Canadian Journal of Kidney Health and Disease (Sep 2020)

Derivation and Internal Validation of a Clinical Risk Prediction Tool for Hyperkalemia-Related Emergency Department Encounters Among Hemodialysis Patients

  • Paul E. Ronksley,
  • James P. Wick,
  • Meghan J. Elliott,
  • Robert G. Weaver,
  • Brenda R. Hemmelgarn,
  • Andrew McRae,
  • Matthew T. James,
  • Tyrone G. Harrison,
  • Jennifer M. MacRae

DOI
https://doi.org/10.1177/2054358120953287
Journal volume & issue
Vol. 7

Abstract

Read online

Background: Approximately 10% of emergency department (ED) visits among dialysis patients are for conditions that could potentially be managed in outpatient settings, such as hyperkalemia. Objective: Using population-based data, we derived and internally validated a risk score to identify hemodialysis patients at increased risk of hyperkalemia-related ED events. Design: Retrospective cohort study. Setting: Ten in-center hemodialysis sites in southern Alberta, Canada. Patients: All maintenance hemodialysis patients (≥18 years) between March 2009 and March 2017. Measurements: Predictors of hyperkalemia-related ED events included patient demographics, comorbidities, health-system use, laboratory measurements, and dialysis information. The outcome of interest (hyperkalemia-related ED events) was defined by International Classification of Diseases (10th Revision; ICD-10) codes and/or serum potassium [K + ] ≥6 mmol/L. Methods: Bootstrapped logistic regression was used to derive and internally validate a model of important predictors of hyperkalemia-related ED events. A point system was created based on regression coefficients. Model discrimination was assessed by an optimism-adjusted C-statistic and calibration by deciles of risk and calibration slope. Results: Of the 1533 maintenance hemodialysis patients in our cohort, 331 (21.6%) presented to the ED with 615 hyperkalemia-related ED events. A 9-point scale for risk of a hyperkalemia-related ED event was created with points assigned to 5 strong predictors based on their regression coefficients: ≥1 laboratory measurement of serum K + ≥6 mmol/L in the prior 6 months (3 points); ≥1 Hemoglobin A1C [HbA1C] measurement ≥8% in the prior 12 months (1 point); mean ultrafiltration of ≥10 mL/kg/h over the preceding 2 weeks (2 points); ≥25 hours of cumulative time dialyzing over the preceding 2 weeks (1 point); and dialysis vintage of ≥2 years (2 points). Model discrimination (C-statistic: 0.75) and calibration were good.
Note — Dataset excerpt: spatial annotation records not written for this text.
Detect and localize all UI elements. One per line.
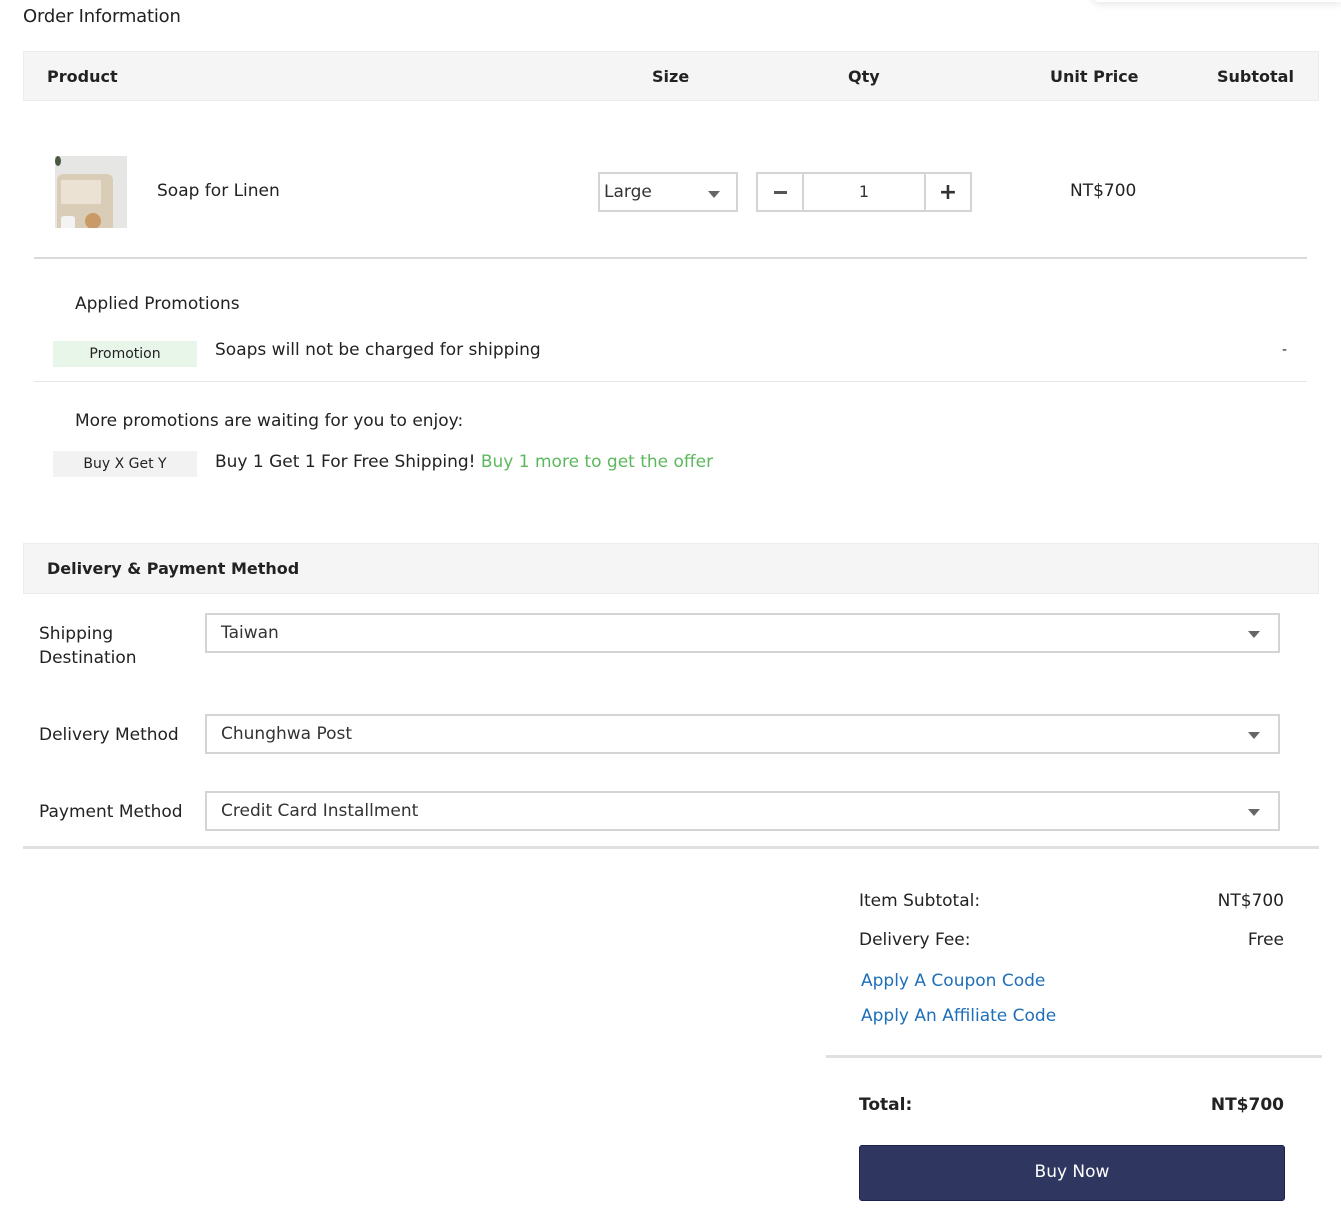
quantity-stepper: 1 + — [756, 172, 972, 212]
more-promotions-heading: More promotions are waiting for you to e… — [75, 411, 464, 431]
buy-x-get-y-tag: Buy X Get Y — [53, 451, 197, 477]
item-subtotal-label: Item Subtotal: — [859, 891, 981, 911]
buy-now-button[interactable]: Buy Now — [859, 1145, 1285, 1201]
increase-qty-button[interactable]: + — [926, 174, 970, 210]
order-table-header: Product Size Qty Unit Price Subtotal — [23, 51, 1319, 101]
delivery-payment-title: Delivery & Payment Method — [47, 559, 300, 578]
shipping-destination-label: Shipping Destination — [39, 624, 137, 668]
chevron-down-icon — [1248, 631, 1260, 638]
apply-coupon-link[interactable]: Apply A Coupon Code — [861, 971, 1045, 991]
delivery-fee-value: Free — [1247, 930, 1284, 950]
product-image[interactable] — [55, 156, 127, 228]
floating-panel-shadow — [1090, 0, 1341, 2]
column-subtotal: Subtotal — [1217, 67, 1294, 86]
column-size: Size — [652, 67, 690, 86]
more-promotion-description: Buy 1 Get 1 For Free Shipping! — [215, 452, 476, 472]
table-row: Soap for Linen Large 1 + NT$700 — [0, 130, 1341, 258]
decrease-qty-button[interactable] — [758, 174, 802, 210]
chevron-down-icon — [1248, 809, 1260, 816]
column-unit-price: Unit Price — [1050, 67, 1139, 86]
delivery-method-select[interactable]: Chunghwa Post — [205, 714, 1280, 754]
order-information-title: Order Information — [23, 6, 181, 27]
promotion-divider — [34, 381, 1307, 382]
total-label: Total: — [859, 1095, 913, 1115]
size-select-value: Large — [604, 182, 652, 202]
total-value: NT$700 — [1210, 1095, 1284, 1115]
applied-promotion-text: Soaps will not be charged for shipping — [215, 340, 541, 360]
delivery-method-label: Delivery Method — [39, 725, 179, 745]
payment-method-label: Payment Method — [39, 802, 183, 822]
payment-method-select[interactable]: Credit Card Installment — [205, 791, 1280, 831]
summary-divider — [826, 1055, 1322, 1058]
apply-affiliate-link[interactable]: Apply An Affiliate Code — [861, 1006, 1056, 1026]
delivery-payment-header: Delivery & Payment Method — [23, 543, 1319, 594]
column-qty: Qty — [848, 67, 880, 86]
delivery-fee-label: Delivery Fee: — [859, 930, 971, 950]
promotion-tag: Promotion — [53, 341, 197, 367]
column-product: Product — [47, 67, 118, 86]
row-divider — [34, 257, 1307, 259]
promotion-discount-amount: - — [1282, 342, 1288, 358]
shipping-destination-value: Taiwan — [221, 623, 279, 643]
delivery-method-value: Chunghwa Post — [221, 724, 353, 744]
plus-icon: + — [938, 179, 958, 205]
size-select[interactable]: Large — [598, 172, 738, 212]
more-promotion-cta: Buy 1 more to get the offer — [480, 452, 714, 472]
shipping-destination-select[interactable]: Taiwan — [205, 613, 1280, 653]
unit-price: NT$700 — [1070, 181, 1137, 201]
payment-method-value: Credit Card Installment — [221, 801, 419, 821]
product-name[interactable]: Soap for Linen — [157, 181, 280, 201]
minus-icon — [773, 190, 787, 194]
quantity-input[interactable]: 1 — [802, 174, 926, 210]
applied-promotions-heading: Applied Promotions — [75, 294, 240, 314]
item-subtotal-value: NT$700 — [1217, 891, 1284, 911]
section-divider — [23, 846, 1319, 849]
more-promotion-text: Buy 1 Get 1 For Free Shipping! Buy 1 mor… — [215, 452, 713, 472]
chevron-down-icon — [1248, 732, 1260, 739]
chevron-down-icon — [708, 191, 720, 198]
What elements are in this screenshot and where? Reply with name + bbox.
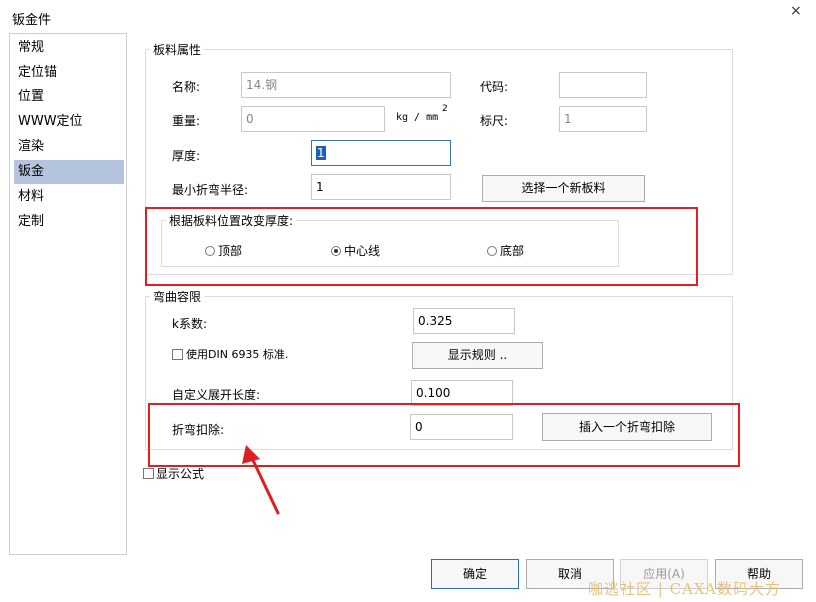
annotation-arrow-icon (242, 445, 280, 515)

Limitations: Measures related to health behaviors, social determinants of health, and residual kidney function were not available for inclusion as potential predictors. Conclusions: While this tool requires external validation, it may help identify high-risk patients and allow for preventative strategies to avoid unnecessary ED visits and improve patient quality of life. Trial registration: Not applicable—observational study design.